Identification of mRNA features which facilitate their long-range transfer in an in vivo Drosophila model

Extracellular vesicles (EV) are membrane bound carriers released by cells to mediate important aspects of intercellular communication; however, the basic principles of EV-biogenesis, in particular the mechanisms regulating mRNA EV-loading, are poorly characterised. Furthermore, a limited repertoire of tools has thus far made these processes challenging to research. To address these fundamental biological questions, an RNA-sequencing analysis of Drosophila EVs and the cells from which they derive was carried out. A bioinformatic pipeline was subsequently developed with the aim of identifying molecular features within the 3'UTR of mRNAs which may encourage their EV incorporation and long-range transfer.

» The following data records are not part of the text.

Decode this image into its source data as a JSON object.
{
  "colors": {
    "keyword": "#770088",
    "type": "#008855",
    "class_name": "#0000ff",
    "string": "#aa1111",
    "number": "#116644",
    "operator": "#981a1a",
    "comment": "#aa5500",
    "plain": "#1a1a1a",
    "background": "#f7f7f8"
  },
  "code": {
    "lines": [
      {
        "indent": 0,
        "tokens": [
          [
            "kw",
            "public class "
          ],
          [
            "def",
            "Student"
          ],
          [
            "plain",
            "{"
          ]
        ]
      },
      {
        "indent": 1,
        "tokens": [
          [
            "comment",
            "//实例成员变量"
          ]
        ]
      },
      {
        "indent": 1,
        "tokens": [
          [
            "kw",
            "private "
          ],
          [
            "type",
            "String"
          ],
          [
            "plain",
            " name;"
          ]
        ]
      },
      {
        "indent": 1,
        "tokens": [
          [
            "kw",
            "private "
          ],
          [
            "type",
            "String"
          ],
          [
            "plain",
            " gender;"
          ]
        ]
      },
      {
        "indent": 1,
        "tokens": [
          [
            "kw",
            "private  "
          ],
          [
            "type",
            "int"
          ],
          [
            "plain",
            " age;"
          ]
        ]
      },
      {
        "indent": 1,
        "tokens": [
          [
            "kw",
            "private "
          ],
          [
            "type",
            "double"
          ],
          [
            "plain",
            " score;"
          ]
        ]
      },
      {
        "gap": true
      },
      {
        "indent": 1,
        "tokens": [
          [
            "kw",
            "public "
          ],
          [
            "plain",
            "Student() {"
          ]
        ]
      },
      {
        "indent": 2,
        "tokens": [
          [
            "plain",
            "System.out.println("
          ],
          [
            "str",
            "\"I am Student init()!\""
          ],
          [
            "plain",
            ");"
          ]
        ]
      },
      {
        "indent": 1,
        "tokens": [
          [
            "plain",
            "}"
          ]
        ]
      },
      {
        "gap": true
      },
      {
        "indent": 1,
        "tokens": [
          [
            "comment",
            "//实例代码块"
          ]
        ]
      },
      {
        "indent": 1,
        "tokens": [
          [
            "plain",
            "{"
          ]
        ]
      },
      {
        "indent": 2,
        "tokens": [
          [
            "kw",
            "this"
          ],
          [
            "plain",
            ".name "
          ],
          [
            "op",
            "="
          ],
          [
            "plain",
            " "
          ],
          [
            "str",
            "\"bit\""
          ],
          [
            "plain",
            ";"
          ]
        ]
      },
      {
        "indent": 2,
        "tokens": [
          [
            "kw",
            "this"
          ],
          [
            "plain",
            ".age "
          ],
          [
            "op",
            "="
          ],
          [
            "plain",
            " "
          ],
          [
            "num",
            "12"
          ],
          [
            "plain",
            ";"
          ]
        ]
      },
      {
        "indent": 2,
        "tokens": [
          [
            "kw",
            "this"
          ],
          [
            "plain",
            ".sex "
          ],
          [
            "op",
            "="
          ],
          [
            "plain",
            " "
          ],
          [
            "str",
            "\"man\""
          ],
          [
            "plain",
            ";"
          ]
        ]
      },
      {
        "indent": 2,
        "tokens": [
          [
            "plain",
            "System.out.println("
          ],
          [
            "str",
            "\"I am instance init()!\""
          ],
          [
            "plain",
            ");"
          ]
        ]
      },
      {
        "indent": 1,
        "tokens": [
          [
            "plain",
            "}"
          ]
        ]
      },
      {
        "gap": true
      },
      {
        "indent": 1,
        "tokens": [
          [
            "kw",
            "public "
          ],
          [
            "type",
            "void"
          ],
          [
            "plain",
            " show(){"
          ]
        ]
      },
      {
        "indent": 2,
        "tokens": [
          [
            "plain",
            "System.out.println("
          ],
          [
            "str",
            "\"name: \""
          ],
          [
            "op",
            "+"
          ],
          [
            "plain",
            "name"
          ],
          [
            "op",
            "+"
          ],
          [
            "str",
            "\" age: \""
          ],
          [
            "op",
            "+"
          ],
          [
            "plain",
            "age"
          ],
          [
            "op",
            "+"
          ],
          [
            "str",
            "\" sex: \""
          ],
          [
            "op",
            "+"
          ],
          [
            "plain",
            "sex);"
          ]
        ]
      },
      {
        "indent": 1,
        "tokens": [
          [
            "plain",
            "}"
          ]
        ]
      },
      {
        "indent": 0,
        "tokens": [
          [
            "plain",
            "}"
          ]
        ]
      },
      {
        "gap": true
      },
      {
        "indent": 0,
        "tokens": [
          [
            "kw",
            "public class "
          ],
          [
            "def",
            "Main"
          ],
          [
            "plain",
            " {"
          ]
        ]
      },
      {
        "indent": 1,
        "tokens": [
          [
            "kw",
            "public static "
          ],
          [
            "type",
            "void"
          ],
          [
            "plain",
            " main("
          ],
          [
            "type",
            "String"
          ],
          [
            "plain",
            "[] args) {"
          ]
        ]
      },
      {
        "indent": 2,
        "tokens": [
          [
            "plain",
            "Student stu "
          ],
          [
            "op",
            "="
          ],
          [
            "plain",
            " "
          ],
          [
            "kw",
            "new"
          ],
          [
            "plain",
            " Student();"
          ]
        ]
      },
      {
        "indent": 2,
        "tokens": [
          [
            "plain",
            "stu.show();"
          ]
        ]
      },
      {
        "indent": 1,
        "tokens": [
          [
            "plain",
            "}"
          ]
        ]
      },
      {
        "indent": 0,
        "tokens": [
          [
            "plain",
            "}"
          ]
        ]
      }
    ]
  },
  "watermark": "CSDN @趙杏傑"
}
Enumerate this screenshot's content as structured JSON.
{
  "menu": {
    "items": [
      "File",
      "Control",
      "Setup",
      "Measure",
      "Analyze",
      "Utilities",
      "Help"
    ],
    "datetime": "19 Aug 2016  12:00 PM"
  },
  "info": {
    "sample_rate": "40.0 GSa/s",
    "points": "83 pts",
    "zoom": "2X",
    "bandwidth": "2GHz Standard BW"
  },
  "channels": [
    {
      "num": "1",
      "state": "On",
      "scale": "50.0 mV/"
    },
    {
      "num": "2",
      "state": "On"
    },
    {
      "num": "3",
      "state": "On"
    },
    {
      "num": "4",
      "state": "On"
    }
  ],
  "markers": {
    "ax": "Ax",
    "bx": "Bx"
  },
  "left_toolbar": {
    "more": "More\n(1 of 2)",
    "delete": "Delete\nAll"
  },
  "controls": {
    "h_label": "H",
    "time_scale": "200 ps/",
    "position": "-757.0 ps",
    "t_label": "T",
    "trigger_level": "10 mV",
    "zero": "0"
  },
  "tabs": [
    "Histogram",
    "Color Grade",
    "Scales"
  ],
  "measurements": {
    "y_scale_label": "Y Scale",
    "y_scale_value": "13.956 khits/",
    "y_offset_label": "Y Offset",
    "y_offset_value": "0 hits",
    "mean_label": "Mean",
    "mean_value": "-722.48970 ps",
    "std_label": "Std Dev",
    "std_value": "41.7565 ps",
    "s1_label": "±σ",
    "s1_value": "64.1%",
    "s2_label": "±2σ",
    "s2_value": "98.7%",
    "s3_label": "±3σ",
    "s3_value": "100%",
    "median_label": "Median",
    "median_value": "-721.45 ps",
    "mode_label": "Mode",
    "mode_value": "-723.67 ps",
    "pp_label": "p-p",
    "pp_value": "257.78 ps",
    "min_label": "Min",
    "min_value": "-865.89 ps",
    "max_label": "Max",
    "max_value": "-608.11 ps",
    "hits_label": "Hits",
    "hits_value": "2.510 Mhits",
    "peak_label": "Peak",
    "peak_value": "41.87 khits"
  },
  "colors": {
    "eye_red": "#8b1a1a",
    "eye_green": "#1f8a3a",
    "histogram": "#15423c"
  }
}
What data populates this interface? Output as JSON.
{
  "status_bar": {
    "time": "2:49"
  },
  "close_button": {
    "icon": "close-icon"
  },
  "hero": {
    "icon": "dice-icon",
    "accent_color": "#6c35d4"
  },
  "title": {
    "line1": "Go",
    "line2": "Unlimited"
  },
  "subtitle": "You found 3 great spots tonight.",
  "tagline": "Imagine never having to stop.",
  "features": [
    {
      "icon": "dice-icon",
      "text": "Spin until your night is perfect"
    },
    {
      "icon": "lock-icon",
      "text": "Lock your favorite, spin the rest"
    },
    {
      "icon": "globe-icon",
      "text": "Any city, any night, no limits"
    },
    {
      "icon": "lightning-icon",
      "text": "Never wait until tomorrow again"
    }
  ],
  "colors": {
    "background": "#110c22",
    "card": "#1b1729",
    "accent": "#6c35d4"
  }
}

In addition, the role of these EV-enriched features was assessed in vivo, in complex Drosophila tissues, using an adapted version of the Cre-LoxP reporter to visualise long-range cell communication. These analyses revealed a distinct mRNA profile for Drosophila cells versus EVs and identified unique EV-enriched 3'UTR motifs. Motifs were preferentially arranged in distinct combinations and tended to occur in specific RNA secondary structures. These features may modulate their interaction with trans-acting factors, such as RNA binding proteins, with sequence similarity observed between these novel motifs and well-established RNA binding-protein binding sites. Subsequent in vivo analyses highlighted the potential for mRNA 3'UTR modifications to successfully modulate long-range mRNA transfer in complex tissues. EV-enriched motifs within these 3'UTR modifications, however, may only play a contributing role. Future work is needed to assess the effect of specific 3'UTR modifications on mRNA stability, length and GC content, as these factors have the potential to influence long-range mRNA transfer. These investigations provide novel insights into the biological properties facilitating mRNA transfer between Drosophila cells without physical contact. Importantly, these biological features may be evolutionarily conserved, given that similar mRNA properties have been described in mammalian cells. Therefore, these findings could establish the basis to efficiently modulate mRNA transfer and cell function at a distance.